Arama


Safi - avatarı
Safi
SMD MiSiM
13 Mart 2016       Mesaj #6
Safi - avatarı
SMD MiSiM
DOĞAL AFETLER VE ALINMASI GEREKEN ÖNLEMLER

Ülkemiz deprem, sel ve erozyon gibi doğa olaylarının sıkça meydana geldiği bir coğrafyada bulunmaktadır. Özellikle son yıllarda yaşanan depremlerin insan ve yerleşim yerleri üzerindeki yıkıcı etkileri kamuoyunun dikkatini doğal afetlere çekmiştir.
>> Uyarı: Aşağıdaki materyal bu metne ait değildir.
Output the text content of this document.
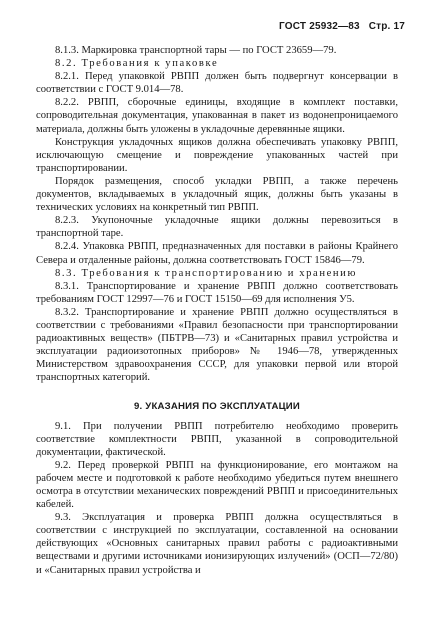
ГОСТ 25932—83 Стр. 17

8.1.3. Маркировка транспортной тары — по ГОСТ 23659—79.

8.2. Требования к упаковке

8.2.1. Перед упаковкой РВПП должен быть подвергнут консервации в соответствии с ГОСТ 9.014—78.

8.2.2. РВПП, сборочные единицы, входящие в комплект поставки, сопроводительная документация, упакованная в пакет из водонепроницаемого материала, должны быть уложены в укладочные деревянные ящики.

Конструкция укладочных ящиков должна обеспечивать упаковку РВПП, исключающую смещение и повреждение упакованных частей при транспортировании.

Порядок размещения, способ укладки РВПП, а также перечень документов, вкладываемых в укладочный ящик, должны быть указаны в технических условиях на конкретный тип РВПП.

8.2.3. Укупоночные укладочные ящики должны перевозиться в транспортной таре.

8.2.4. Упаковка РВПП, предназначенных для поставки в районы Крайнего Севера и отдаленные районы, должна соответствовать ГОСТ 15846—79.

8.3. Требования к транспортированию и хранению

8.3.1. Транспортирование и хранение РВПП должно соответствовать требованиям ГОСТ 12997—76 и ГОСТ 15150—69 для исполнения У5.

8.3.2. Транспортирование и хранение РВПП должно осуществляться в соответствии с требованиями «Правил безопасности при транспортировании радиоактивных веществ» (ПБТРВ—73) и «Санитарных правил устройства и эксплуатации радиоизотопных приборов» № 1946—78, утвержденных Министерством здравоохранения СССР, для упаковки первой или второй транспортных категорий.

9. УКАЗАНИЯ ПО ЭКСПЛУАТАЦИИ

9.1. При получении РВПП потребителю необходимо проверить соответствие комплектности РВПП, указанной в сопроводительной документации, фактической.

9.2. Перед проверкой РВПП на функционирование, его монтажом на рабочем месте и подготовкой к работе необходимо убедиться путем внешнего осмотра в отсутствии механических повреждений РВПП и присоединительных кабелей.

9.3. Эксплуатация и проверка РВПП должна осуществляться в соответствии с инструкцией по эксплуатации, составленной на основании действующих «Основных санитарных правил работы с радиоактивными веществами и другими источниками ионизирующих излучений» (ОСП—72/80) и «Санитарных правил устройства и
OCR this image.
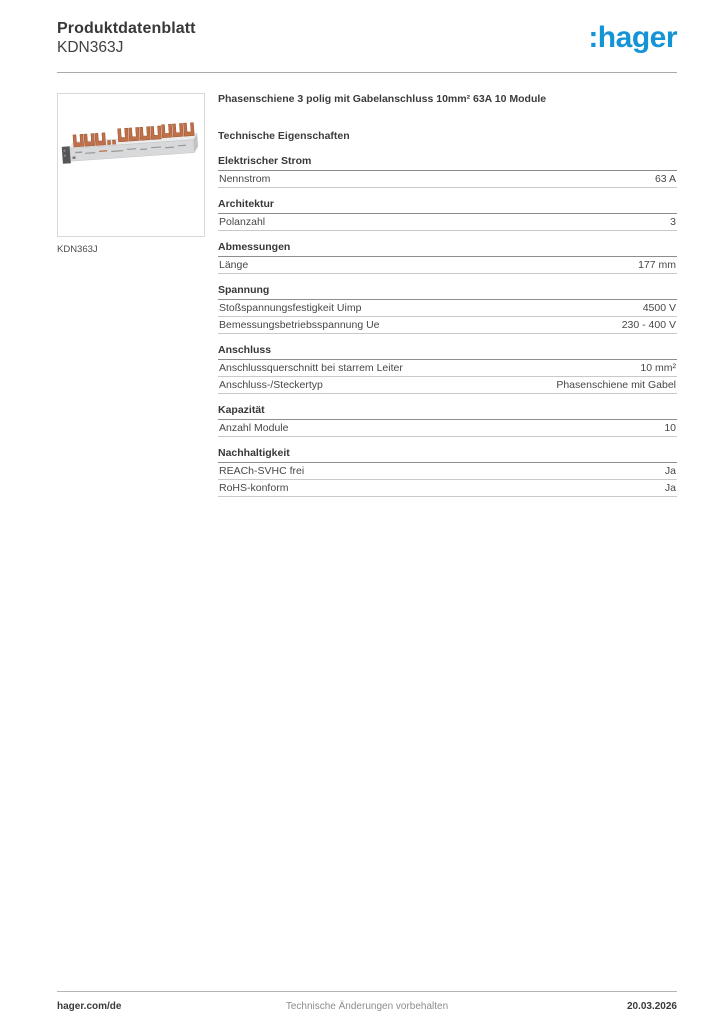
Produktdatenblatt
KDN363J	:hager
KDN363J
Phasenschiene 3 polig mit Gabelanschluss 10mm² 63A 10 Module
Technische Eigenschaften
Elektrischer Strom
Nennstrom	63 A
Architektur
Polanzahl	3
Abmessungen
Länge	177 mm
Spannung
Stoßspannungsfestigkeit Uimp	4500 V
Bemessungsbetriebsspannung Ue	230 - 400 V
Anschluss
Anschlussquerschnitt bei starrem Leiter	10 mm²
Anschluss-/Steckertyp	Phasenschiene mit Gabel
Kapazität
Anzahl Module	10
Nachhaltigkeit
REACh-SVHC frei	Ja
RoHS-konform	Ja
hager.com/de	Technische Änderungen vorbehalten	20.03.2026
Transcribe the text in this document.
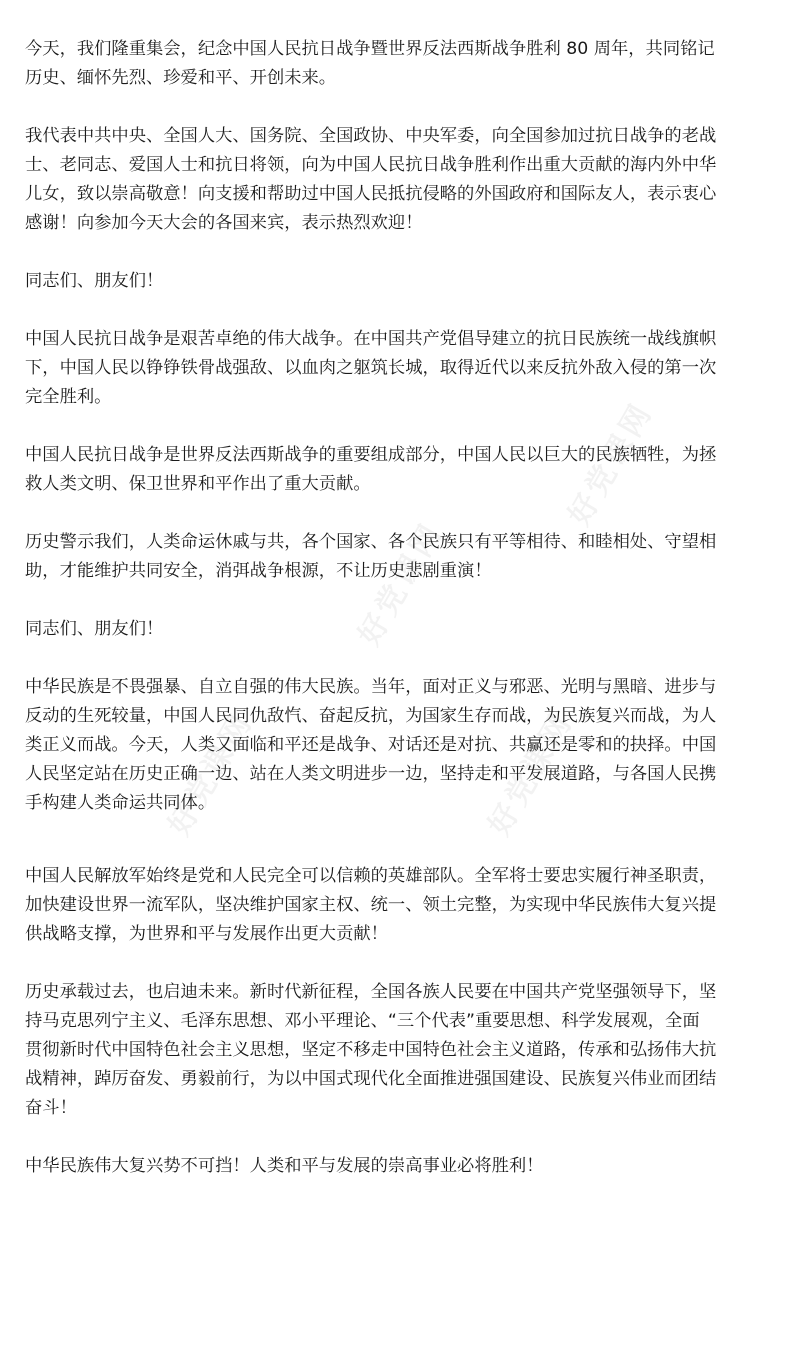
好党课网
好党课网
好党课网	好党课网

今天，我们隆重集会，纪念中国人民抗日战争暨世界反法西斯战争胜利 80 周年，共同铭记
历史、缅怀先烈、珍爱和平、开创未来。

我代表中共中央、全国人大、国务院、全国政协、中央军委，向全国参加过抗日战争的老战
士、老同志、爱国人士和抗日将领，向为中国人民抗日战争胜利作出重大贡献的海内外中华
儿女，致以崇高敬意！向支援和帮助过中国人民抵抗侵略的外国政府和国际友人，表示衷心
感谢！向参加今天大会的各国来宾，表示热烈欢迎！

同志们、朋友们！

中国人民抗日战争是艰苦卓绝的伟大战争。在中国共产党倡导建立的抗日民族统一战线旗帜
下，中国人民以铮铮铁骨战强敌、以血肉之躯筑长城，取得近代以来反抗外敌入侵的第一次
完全胜利。

中国人民抗日战争是世界反法西斯战争的重要组成部分，中国人民以巨大的民族牺牲，为拯
救人类文明、保卫世界和平作出了重大贡献。

历史警示我们，人类命运休戚与共，各个国家、各个民族只有平等相待、和睦相处、守望相
助，才能维护共同安全，消弭战争根源，不让历史悲剧重演！

同志们、朋友们！

中华民族是不畏强暴、自立自强的伟大民族。当年，面对正义与邪恶、光明与黑暗、进步与
反动的生死较量，中国人民同仇敌忾、奋起反抗，为国家生存而战，为民族复兴而战，为人
类正义而战。今天，人类又面临和平还是战争、对话还是对抗、共赢还是零和的抉择。中国
人民坚定站在历史正确一边、站在人类文明进步一边，坚持走和平发展道路，与各国人民携
手构建人类命运共同体。

中国人民解放军始终是党和人民完全可以信赖的英雄部队。全军将士要忠实履行神圣职责，
加快建设世界一流军队，坚决维护国家主权、统一、领土完整，为实现中华民族伟大复兴提
供战略支撑，为世界和平与发展作出更大贡献！

历史承载过去，也启迪未来。新时代新征程，全国各族人民要在中国共产党坚强领导下，坚
持马克思列宁主义、毛泽东思想、邓小平理论、“三个代表”重要思想、科学发展观，全面
贯彻新时代中国特色社会主义思想，坚定不移走中国特色社会主义道路，传承和弘扬伟大抗
战精神，踔厉奋发、勇毅前行，为以中国式现代化全面推进强国建设、民族复兴伟业而团结
奋斗！

中华民族伟大复兴势不可挡！人类和平与发展的崇高事业必将胜利！
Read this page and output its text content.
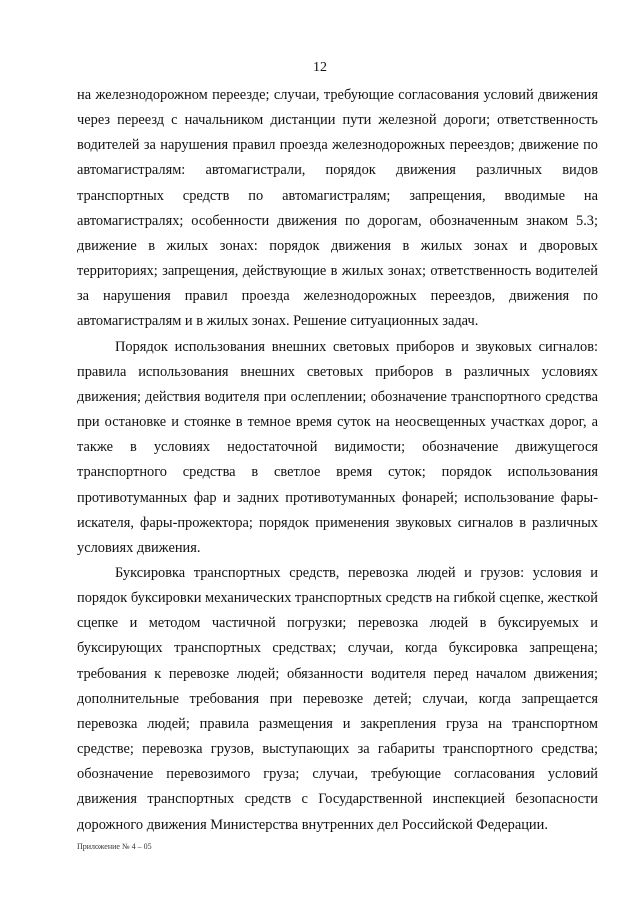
12

на железнодорожном переезде; случаи, требующие согласования условий движения через переезд с начальником дистанции пути железной дороги; ответственность водителей за нарушения правил проезда железнодорожных переездов; движение по автомагистралям: автомагистрали, порядок движения различных видов транспортных средств по автомагистралям; запрещения, вводимые на автомагистралях; особенности движения по дорогам, обозначенным знаком 5.3; движение в жилых зонах: порядок движения в жилых зонах и дворовых территориях; запрещения, действующие в жилых зонах; ответственность водителей за нарушения правил проезда железнодорожных переездов, движения по автомагистралям и в жилых зонах. Решение ситуационных задач.

Порядок использования внешних световых приборов и звуковых сигналов: правила использования внешних световых приборов в различных условиях движения; действия водителя при ослеплении; обозначение транспортного средства при остановке и стоянке в темное время суток на неосвещенных участках дорог, а также в условиях недостаточной видимости; обозначение движущегося транспортного средства в светлое время суток; порядок использования противотуманных фар и задних противотуманных фонарей; использование фары-искателя, фары-прожектора; порядок применения звуковых сигналов в различных условиях движения.

Буксировка транспортных средств, перевозка людей и грузов: условия и порядок буксировки механических транспортных средств на гибкой сцепке, жесткой сцепке и методом частичной погрузки; перевозка людей в буксируемых и буксирующих транспортных средствах; случаи, когда буксировка запрещена; требования к перевозке людей; обязанности водителя перед началом движения; дополнительные требования при перевозке детей; случаи, когда запрещается перевозка людей; правила размещения и закрепления груза на транспортном средстве; перевозка грузов, выступающих за габариты транспортного средства; обозначение перевозимого груза; случаи, требующие согласования условий движения транспортных средств с Государственной инспекцией безопасности дорожного движения Министерства внутренних дел Российской Федерации.

Приложение № 4 – 05
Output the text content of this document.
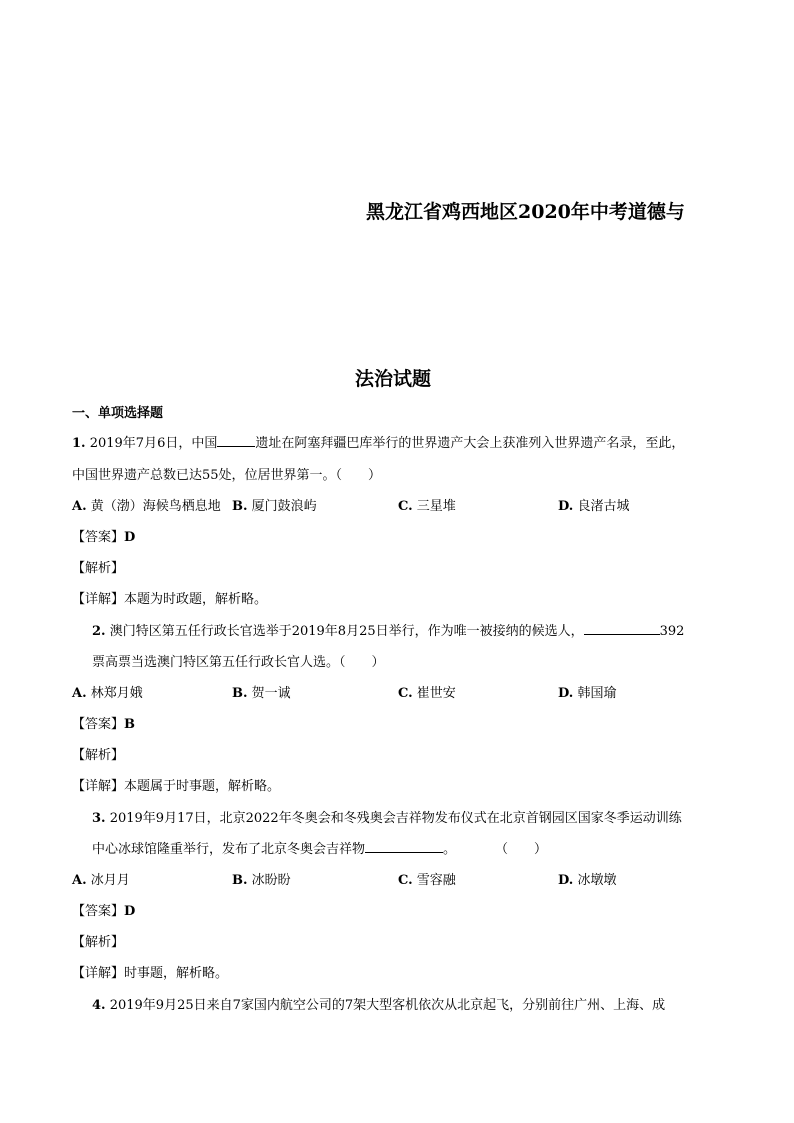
黑龙江省鸡西地区2020年中考道德与
法治试题
一、单项选择题
1. 2019年7月6日，中国	遗址在阿塞拜疆巴库举行的世界遗产大会上获准列入世界遗产名录，至此，
中国世界遗产总数已达55处，位居世界第一。（　　）
A. 黄（渤）海候鸟栖息地 B. 厦门鼓浪屿	C. 三星堆	D. 良渚古城
【答案】D
【解析】
【详解】本题为时政题，解析略。
2. 澳门特区第五任行政长官选举于2019年8月25日举行，作为唯一被接纳的候选人，	392
票高票当选澳门特区第五任行政长官人选。（　　）
A. 林郑月娥	B. 贺一诚	C. 崔世安	D. 韩国瑜
【答案】B
【解析】
【详解】本题属于时事题，解析略。
3. 2019年9月17日，北京2022年冬奥会和冬残奥会吉祥物发布仪式在北京首钢园区国家冬季运动训练
中心冰球馆隆重举行，发布了北京冬奥会吉祥物	。　　　　（　　）
A. 冰月月	B. 冰盼盼	C. 雪容融	D. 冰墩墩
【答案】D
【解析】
【详解】时事题，解析略。
4. 2019年9月25日来自7家国内航空公司的7架大型客机依次从北京起飞，分别前往广州、上海、成
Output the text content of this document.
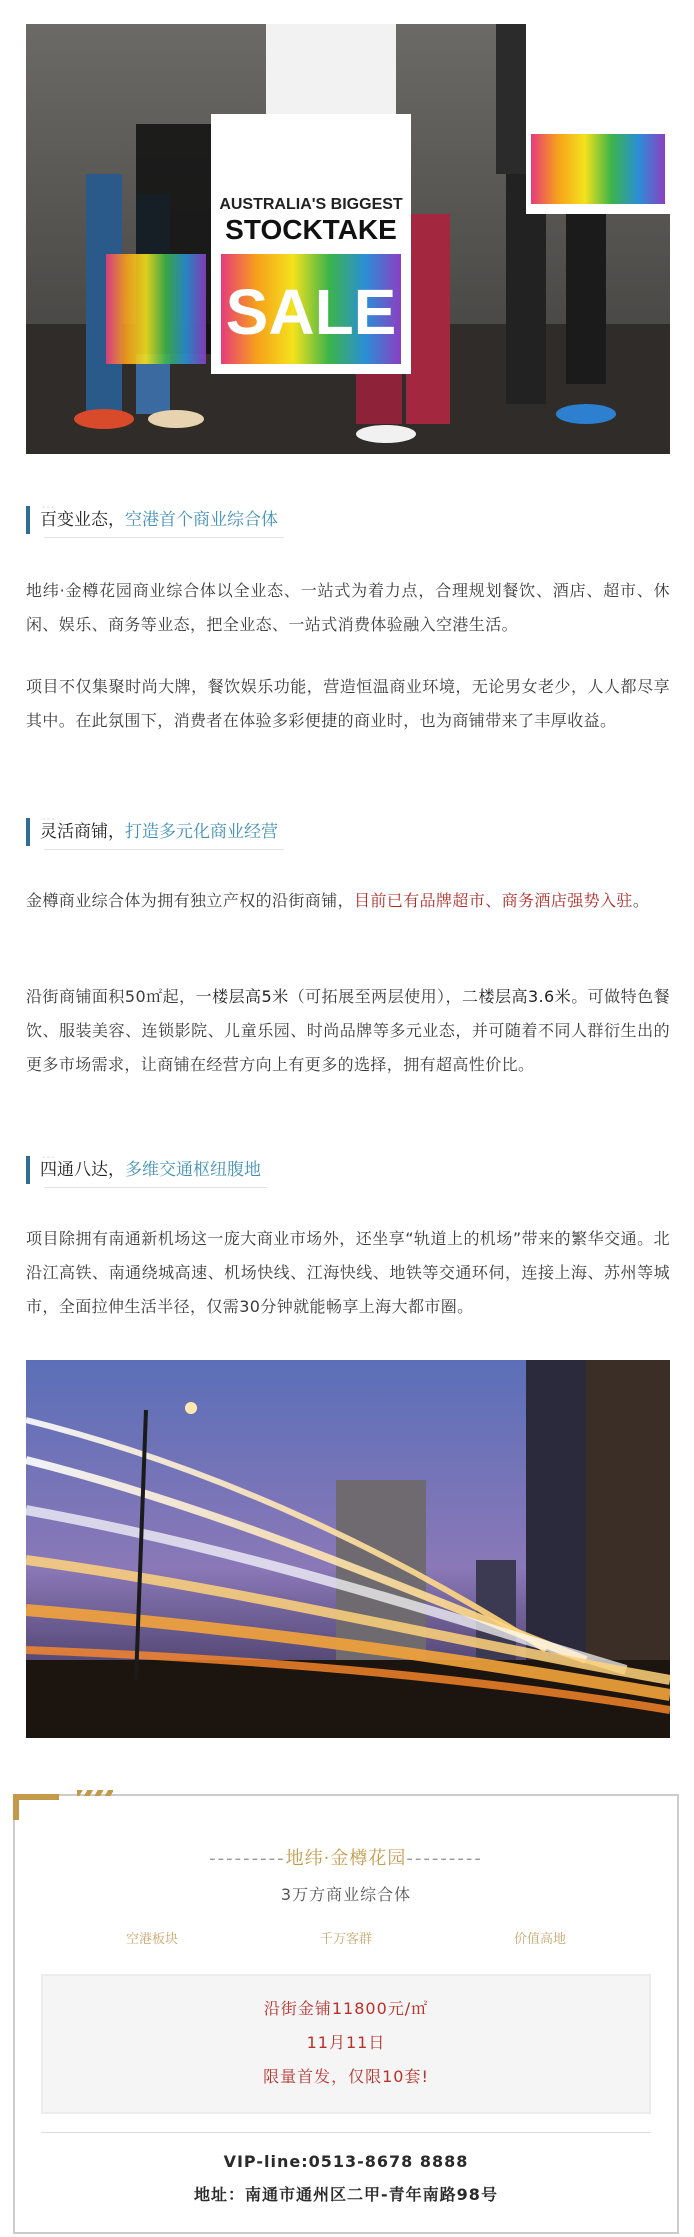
AUSTRALIA'S BIGGEST
STOCKTAKE
SALE
---
百变业态， 空港首个商业综合体
地纬·金樽花园商业综合体以全业态、一站式为着力点，合理规划餐饮、酒店、超市、休闲、娱乐、商务等业态，把全业态、一站式消费体验融入空港生活。
项目不仅集聚时尚大牌，餐饮娱乐功能，营造恒温商业环境，无论男女老少，人人都尽享其中。在此氛围下，消费者在体验多彩便捷的商业时，也为商铺带来了丰厚收益。
---
灵活商铺， 打造多元化商业经营
金樽商业综合体为拥有独立产权的沿街商铺，目前已有品牌超市、商务酒店强势入驻。
沿街商铺面积50㎡起，一楼层高5米（可拓展至两层使用），二楼层高3.6米。可做特色餐饮、服装美容、连锁影院、儿童乐园、时尚品牌等多元业态，并可随着不同人群衍生出的更多市场需求，让商铺在经营方向上有更多的选择，拥有超高性价比。
---
四通八达， 多维交通枢纽腹地
项目除拥有南通新机场这一庞大商业市场外，还坐享“轨道上的机场”带来的繁华交通。北沿江高铁、南通绕城高速、机场快线、江海快线、地铁等交通环伺，连接上海、苏州等城市，全面拉伸生活半径，仅需30分钟就能畅享上海大都市圈。
---------地纬·金樽花园---------
3万方商业综合体
空港板块	千万客群	价值高地
沿街金铺11800元/㎡
11月11日
限量首发，仅限10套!
VIP-line:0513-8678 8888
地址：南通市通州区二甲-青年南路98号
Gerçekte kamuoyunun bu ilgisinden önce ülkemizde bu konuya ilişkin akademik çalışmaların uzun süredir yapıldığı ve bilimsel yazıda "afet yönetimi" olarak tanımlanan alanın son yıllarda giderek artan bir ilgi odağı haline geldiği görülmektedir.

Doğal afet, Kentbilim Terimleri Sözlüğünde, "yerel toplulukların genel yaşamını etkileyen, aksatan, bozan deprem (yer sarsıntısı), yangın, su baskını, erozyon (toprak kayması), çığ ve kaya düşmesi gibi doğa olayları" olarak tanımlanmaktadır. Tanıma göre bir doğa olayının doğal afet sayılabilmesi için yerel toplulukların yaşamını etkilemesi, aksatması ve bozması gerekmektedir. Bu olumsuz etkiler bütünüyle önlenemese de sınırlanabilmektedir.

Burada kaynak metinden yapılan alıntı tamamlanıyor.